North Korean leader Kim Jong-un is saber-rattling in much the same way his predecessor father did each time he wanted further concessions from the West. The young, brash leader is threatening to begin developing the country’s nuclear capacity again and to use it against the United States. There are a number of reasons to be concerned about this situation. For starters, the simple fact that no one knows how stable or rational the North Korean dictator is makes him potentially much more dangerous to the world. His recent bravado filled pronouncements may have backed him into a corner that would make one misstep, intentional or not, a start to an unwanted war.
The Obama Administration’s constant pronouncements that the debt is not an immediate crisis aside, our current fiscal problems could come back to haunt us in a big way as it relates to any potential conflict with North Korea – and I am not talking about our inability to fund a war effort.

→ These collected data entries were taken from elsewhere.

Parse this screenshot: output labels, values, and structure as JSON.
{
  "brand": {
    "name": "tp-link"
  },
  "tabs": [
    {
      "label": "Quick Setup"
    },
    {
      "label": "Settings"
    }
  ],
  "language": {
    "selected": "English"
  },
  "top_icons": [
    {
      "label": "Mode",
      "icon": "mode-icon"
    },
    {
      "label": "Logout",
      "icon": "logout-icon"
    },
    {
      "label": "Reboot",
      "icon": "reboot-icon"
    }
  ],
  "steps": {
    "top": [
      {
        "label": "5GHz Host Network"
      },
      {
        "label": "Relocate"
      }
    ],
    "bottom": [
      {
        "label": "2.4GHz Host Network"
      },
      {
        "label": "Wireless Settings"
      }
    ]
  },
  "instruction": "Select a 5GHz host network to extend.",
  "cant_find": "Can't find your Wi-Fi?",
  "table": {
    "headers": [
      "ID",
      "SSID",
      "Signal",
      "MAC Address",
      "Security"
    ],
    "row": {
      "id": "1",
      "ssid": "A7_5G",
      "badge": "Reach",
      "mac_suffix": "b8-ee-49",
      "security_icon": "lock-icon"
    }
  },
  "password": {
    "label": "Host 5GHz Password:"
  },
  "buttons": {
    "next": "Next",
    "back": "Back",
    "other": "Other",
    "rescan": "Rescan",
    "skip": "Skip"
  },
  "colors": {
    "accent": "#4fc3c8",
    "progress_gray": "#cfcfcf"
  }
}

While our national debt and related poor financial condition would logically seem to cause fear because it might impact any ability of the federal government to fund large scale and/or long term military operations, there is a much bigger problem looming for those willing to see it. It’s called China.

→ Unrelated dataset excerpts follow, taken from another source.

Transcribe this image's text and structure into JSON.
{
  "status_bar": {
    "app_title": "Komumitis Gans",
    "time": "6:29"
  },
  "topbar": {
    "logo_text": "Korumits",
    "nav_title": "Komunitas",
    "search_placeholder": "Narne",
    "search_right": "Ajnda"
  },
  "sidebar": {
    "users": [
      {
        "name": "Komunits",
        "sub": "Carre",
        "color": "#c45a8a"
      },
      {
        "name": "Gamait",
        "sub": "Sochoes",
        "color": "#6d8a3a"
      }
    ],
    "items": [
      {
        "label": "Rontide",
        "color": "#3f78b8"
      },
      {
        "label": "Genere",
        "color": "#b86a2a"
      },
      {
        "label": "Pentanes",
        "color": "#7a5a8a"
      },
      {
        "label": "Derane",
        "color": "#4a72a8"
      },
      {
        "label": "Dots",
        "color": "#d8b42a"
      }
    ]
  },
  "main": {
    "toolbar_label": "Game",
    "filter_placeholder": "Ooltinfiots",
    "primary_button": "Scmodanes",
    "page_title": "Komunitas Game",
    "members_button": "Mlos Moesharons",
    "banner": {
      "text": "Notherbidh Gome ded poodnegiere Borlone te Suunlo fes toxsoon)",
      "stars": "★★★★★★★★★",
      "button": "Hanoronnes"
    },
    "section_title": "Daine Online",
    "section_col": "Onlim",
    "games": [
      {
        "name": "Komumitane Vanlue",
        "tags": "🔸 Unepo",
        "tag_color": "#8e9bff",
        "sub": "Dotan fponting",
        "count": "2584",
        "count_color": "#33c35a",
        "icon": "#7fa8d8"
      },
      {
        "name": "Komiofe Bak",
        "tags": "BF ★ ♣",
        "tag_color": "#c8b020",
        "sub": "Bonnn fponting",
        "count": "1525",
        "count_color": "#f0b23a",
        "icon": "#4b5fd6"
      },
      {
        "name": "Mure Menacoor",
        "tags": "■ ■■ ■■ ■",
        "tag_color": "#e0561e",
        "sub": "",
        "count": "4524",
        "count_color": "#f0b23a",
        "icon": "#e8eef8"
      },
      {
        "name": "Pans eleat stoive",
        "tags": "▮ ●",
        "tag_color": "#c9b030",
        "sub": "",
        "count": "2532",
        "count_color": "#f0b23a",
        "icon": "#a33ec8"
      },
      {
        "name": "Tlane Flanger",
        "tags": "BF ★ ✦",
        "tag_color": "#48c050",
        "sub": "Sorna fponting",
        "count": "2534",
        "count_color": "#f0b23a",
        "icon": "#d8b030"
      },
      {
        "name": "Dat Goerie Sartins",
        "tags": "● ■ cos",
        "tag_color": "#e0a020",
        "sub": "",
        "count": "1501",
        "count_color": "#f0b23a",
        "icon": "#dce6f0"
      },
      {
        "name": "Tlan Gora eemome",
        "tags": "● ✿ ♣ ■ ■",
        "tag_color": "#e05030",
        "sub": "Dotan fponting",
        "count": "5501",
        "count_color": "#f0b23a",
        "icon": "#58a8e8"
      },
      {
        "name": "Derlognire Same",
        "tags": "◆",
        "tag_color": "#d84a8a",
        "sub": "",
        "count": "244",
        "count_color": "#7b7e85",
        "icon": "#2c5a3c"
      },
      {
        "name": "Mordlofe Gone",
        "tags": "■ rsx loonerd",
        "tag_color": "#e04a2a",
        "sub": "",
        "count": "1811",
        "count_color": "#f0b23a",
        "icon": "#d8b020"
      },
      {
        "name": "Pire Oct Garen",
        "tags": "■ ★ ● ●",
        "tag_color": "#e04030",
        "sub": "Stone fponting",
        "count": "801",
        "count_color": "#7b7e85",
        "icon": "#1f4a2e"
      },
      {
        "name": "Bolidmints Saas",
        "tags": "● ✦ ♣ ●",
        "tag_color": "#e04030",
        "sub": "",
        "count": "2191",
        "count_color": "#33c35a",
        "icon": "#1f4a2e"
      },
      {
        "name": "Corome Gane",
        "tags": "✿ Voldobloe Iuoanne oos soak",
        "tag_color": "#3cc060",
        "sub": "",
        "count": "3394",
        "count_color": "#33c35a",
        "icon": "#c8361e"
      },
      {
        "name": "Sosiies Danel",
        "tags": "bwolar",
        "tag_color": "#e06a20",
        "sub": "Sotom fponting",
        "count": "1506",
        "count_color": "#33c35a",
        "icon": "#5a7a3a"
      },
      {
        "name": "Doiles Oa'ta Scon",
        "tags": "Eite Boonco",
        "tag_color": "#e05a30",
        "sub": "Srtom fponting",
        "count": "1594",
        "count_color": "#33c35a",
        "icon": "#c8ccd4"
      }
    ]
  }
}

Remember, the United States has been strongly encouraging China to engage on the North Korean problem since the prior administration of George W. Bush. The Chinese have largely been uncooperative. History tells us that from at least the time of the Korean war forward that the Chinese consider North Korea an ally and will support them in times of conflict. Why wouldn’t they since the two nations share the same political structure and single party of communism? The Chinese will also not want increased American presence and influence in a part of the world they consider their own sphere of geopolitical influence.
So, what happens when that same Chinese government decides to side with North Korea and subsequently calls all the loans we have taken out from them in the last decade? Looking at it from another angle, how will Americans take it if and when we begin paying back those loans and the very money we use to pay them is dumped into a war effort opposing US interests. It sets up a metaphorical “no win” situation.
Americans should stop to consider and, after doing so, be concerned that a country as economically strong as China may be on the opposite side of a conflict with North Korea. What’s more, the Chinese military is not an insignificant foe. As a result, a full fledged war with North Korea could be disastrous for the United States economically, politically, and militarily. We have the best military in the world, bar none. But they cannot fight and win a war that is starved of the financial and industrial support needed to wage such a prolonged effort.
This very large potential problem is a big reason why the national debt and the deficit are so important to solve. It’s about more than morals and economics. It’s about national security and our very survival. Owing people money, especially big sums, is like owing the bookie up the street for a lost bet and not having the cash to pay up.